Ledit cabinet commencera son travail dans les prochaines semaines et aura concrètement la charge de rédiger les nouvelles règles propices au développement des technologies de l’information et de la communication. En ligne de mire, il convient d’attirer les investisseurs étrangers toujours prompts à ne pas tenter l’aventure dans des contextes juridiques peu compréhensibles.

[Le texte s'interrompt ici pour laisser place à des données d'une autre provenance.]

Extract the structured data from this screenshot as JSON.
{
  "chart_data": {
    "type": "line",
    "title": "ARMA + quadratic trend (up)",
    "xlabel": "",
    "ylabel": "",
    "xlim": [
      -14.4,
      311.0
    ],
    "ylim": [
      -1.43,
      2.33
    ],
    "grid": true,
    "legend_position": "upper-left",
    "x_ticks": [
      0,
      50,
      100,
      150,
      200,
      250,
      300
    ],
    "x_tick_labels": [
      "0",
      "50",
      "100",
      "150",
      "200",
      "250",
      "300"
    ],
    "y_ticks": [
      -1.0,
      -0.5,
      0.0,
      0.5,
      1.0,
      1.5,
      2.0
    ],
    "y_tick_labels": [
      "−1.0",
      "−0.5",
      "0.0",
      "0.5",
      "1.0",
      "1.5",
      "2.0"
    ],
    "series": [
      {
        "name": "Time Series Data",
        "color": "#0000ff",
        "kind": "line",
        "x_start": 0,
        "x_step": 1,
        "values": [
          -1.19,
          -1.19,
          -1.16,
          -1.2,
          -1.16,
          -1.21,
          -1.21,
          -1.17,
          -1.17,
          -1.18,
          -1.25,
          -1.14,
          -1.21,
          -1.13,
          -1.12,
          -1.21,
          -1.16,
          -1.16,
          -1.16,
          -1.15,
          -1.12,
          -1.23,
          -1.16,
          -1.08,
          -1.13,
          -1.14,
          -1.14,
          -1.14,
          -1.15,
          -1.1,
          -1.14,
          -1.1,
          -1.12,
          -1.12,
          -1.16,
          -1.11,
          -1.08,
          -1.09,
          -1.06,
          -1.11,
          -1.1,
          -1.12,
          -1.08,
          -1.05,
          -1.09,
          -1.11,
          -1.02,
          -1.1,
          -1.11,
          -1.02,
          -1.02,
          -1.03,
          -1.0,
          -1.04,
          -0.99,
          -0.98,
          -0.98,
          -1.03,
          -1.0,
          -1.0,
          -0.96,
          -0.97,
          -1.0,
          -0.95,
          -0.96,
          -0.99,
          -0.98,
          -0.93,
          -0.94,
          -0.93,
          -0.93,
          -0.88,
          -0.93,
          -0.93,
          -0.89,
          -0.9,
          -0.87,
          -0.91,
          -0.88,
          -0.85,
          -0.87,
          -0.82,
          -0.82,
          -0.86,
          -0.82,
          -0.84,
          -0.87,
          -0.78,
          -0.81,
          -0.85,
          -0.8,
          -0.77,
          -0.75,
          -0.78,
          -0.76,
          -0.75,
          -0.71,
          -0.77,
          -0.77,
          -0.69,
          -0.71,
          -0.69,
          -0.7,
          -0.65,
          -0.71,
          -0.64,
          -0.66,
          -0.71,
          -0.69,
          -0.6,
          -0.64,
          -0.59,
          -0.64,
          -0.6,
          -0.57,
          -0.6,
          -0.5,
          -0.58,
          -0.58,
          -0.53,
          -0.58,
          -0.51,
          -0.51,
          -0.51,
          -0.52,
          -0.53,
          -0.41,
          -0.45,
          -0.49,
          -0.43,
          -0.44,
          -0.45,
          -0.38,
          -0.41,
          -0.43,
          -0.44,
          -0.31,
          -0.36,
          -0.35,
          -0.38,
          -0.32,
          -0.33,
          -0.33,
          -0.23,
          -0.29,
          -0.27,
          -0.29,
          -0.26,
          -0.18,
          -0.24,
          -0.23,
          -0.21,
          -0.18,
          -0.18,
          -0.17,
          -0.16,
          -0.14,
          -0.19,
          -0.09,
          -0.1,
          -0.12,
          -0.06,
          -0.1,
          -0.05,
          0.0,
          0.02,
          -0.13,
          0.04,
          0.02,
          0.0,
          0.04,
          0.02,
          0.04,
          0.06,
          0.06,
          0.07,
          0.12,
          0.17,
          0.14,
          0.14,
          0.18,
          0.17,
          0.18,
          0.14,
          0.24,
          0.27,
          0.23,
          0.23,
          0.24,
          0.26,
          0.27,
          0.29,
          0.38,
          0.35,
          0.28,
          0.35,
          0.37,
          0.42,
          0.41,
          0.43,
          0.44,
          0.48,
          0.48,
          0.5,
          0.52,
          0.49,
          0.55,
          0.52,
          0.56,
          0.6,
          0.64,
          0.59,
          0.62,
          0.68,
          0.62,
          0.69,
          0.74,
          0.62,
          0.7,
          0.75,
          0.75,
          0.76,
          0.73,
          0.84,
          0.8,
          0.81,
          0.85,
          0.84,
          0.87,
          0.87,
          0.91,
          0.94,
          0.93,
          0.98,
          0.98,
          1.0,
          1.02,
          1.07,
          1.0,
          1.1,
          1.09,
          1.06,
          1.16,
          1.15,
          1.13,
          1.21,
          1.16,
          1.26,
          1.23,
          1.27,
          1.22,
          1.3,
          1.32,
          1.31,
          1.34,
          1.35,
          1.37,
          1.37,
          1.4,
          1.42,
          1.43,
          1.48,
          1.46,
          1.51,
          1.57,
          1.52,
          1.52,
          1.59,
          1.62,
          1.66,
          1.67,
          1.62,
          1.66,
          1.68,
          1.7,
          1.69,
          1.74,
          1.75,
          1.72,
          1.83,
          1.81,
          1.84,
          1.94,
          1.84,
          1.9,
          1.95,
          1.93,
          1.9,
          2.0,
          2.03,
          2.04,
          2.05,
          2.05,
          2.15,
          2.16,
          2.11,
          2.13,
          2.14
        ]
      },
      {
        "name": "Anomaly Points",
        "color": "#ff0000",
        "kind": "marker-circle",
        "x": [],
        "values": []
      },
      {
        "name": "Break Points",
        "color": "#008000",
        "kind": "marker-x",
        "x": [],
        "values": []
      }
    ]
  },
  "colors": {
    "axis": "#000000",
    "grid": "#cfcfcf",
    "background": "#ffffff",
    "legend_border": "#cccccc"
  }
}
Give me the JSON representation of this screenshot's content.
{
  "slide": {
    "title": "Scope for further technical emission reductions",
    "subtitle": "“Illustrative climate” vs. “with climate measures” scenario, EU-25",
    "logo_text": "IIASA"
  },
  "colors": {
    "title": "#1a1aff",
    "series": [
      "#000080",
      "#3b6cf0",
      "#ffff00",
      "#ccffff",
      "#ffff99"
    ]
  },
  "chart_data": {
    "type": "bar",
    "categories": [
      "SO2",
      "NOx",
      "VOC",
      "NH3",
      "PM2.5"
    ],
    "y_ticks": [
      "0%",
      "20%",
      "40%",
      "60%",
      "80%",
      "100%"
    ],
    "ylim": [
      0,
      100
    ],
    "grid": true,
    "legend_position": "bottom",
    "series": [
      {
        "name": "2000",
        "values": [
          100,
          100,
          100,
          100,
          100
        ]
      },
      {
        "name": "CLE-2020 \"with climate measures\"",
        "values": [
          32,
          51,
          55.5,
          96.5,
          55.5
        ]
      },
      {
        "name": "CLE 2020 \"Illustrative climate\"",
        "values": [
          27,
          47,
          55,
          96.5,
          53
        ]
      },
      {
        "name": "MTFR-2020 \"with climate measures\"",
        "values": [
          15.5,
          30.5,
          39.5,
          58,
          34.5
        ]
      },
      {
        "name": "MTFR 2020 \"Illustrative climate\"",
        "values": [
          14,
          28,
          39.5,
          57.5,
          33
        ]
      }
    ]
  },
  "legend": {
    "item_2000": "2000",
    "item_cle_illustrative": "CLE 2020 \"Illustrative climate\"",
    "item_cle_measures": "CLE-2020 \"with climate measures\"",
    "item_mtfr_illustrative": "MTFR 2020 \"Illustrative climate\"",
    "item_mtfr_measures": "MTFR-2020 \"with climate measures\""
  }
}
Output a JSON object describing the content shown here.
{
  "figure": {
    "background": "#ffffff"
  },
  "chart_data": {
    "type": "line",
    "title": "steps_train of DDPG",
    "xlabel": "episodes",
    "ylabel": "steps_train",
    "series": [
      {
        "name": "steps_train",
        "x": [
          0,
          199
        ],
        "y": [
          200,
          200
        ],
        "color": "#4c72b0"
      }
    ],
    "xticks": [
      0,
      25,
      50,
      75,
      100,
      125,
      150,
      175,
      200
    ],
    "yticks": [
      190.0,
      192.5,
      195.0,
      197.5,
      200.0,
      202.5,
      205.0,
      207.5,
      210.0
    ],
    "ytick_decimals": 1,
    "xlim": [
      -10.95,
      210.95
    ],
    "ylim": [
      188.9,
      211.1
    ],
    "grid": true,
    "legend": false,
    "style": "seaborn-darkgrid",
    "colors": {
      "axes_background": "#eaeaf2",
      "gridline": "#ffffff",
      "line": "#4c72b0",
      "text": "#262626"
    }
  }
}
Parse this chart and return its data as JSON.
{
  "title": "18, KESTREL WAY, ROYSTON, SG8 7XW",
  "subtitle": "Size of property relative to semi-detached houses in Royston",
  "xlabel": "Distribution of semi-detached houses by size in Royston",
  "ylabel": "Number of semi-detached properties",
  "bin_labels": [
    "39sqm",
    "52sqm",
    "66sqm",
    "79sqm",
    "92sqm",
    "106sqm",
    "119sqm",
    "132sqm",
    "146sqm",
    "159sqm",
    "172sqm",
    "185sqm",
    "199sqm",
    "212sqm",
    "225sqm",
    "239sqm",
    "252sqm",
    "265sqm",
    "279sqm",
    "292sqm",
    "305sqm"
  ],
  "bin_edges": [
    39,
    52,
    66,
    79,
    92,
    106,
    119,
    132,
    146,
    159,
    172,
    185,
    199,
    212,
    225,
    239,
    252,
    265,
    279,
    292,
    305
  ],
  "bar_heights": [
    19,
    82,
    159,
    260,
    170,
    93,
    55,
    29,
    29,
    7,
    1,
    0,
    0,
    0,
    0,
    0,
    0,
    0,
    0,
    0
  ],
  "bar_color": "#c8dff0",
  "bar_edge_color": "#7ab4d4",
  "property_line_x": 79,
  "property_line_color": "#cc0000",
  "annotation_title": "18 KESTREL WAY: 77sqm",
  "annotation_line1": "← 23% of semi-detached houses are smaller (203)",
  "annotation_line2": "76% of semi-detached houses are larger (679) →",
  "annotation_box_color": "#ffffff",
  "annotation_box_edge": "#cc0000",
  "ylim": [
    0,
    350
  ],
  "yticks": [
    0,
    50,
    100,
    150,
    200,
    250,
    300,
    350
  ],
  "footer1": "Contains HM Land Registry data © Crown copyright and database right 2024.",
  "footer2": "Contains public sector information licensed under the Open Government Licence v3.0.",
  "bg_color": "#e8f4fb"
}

Le gouvernement l’explique en ces termes : l’objectif est « d’assurer un environnement réglementaire, juridique et institutionnel de confiance, propice au développement des technologies de l’information et de la communication (TIC) et de la Poste, à leur usage généralisé dans tous les domaines (politique, économique et sociale) de notre société, d’établir les bases d’un cadre réglementaire et juridique intégré qui soit conforme aux tendances en vigueur dans les communautés économiques régionales et internationales dont le Gabon fait partie et d’améliorer le climat des affaires pour rendre le Gabon plus attractif pour les investisseurs étrangers ».

Cette réforme financée dans le cadre du projet Central African Backbone sera faite sous le contrôle du ministère de l’Economie numérique et de la Poste, de l’Autorité de régulation des communications électroniques et  de la poste (Arcep) et de l’Agence nationale des infrastructures numériques et des fréquences (Aninf).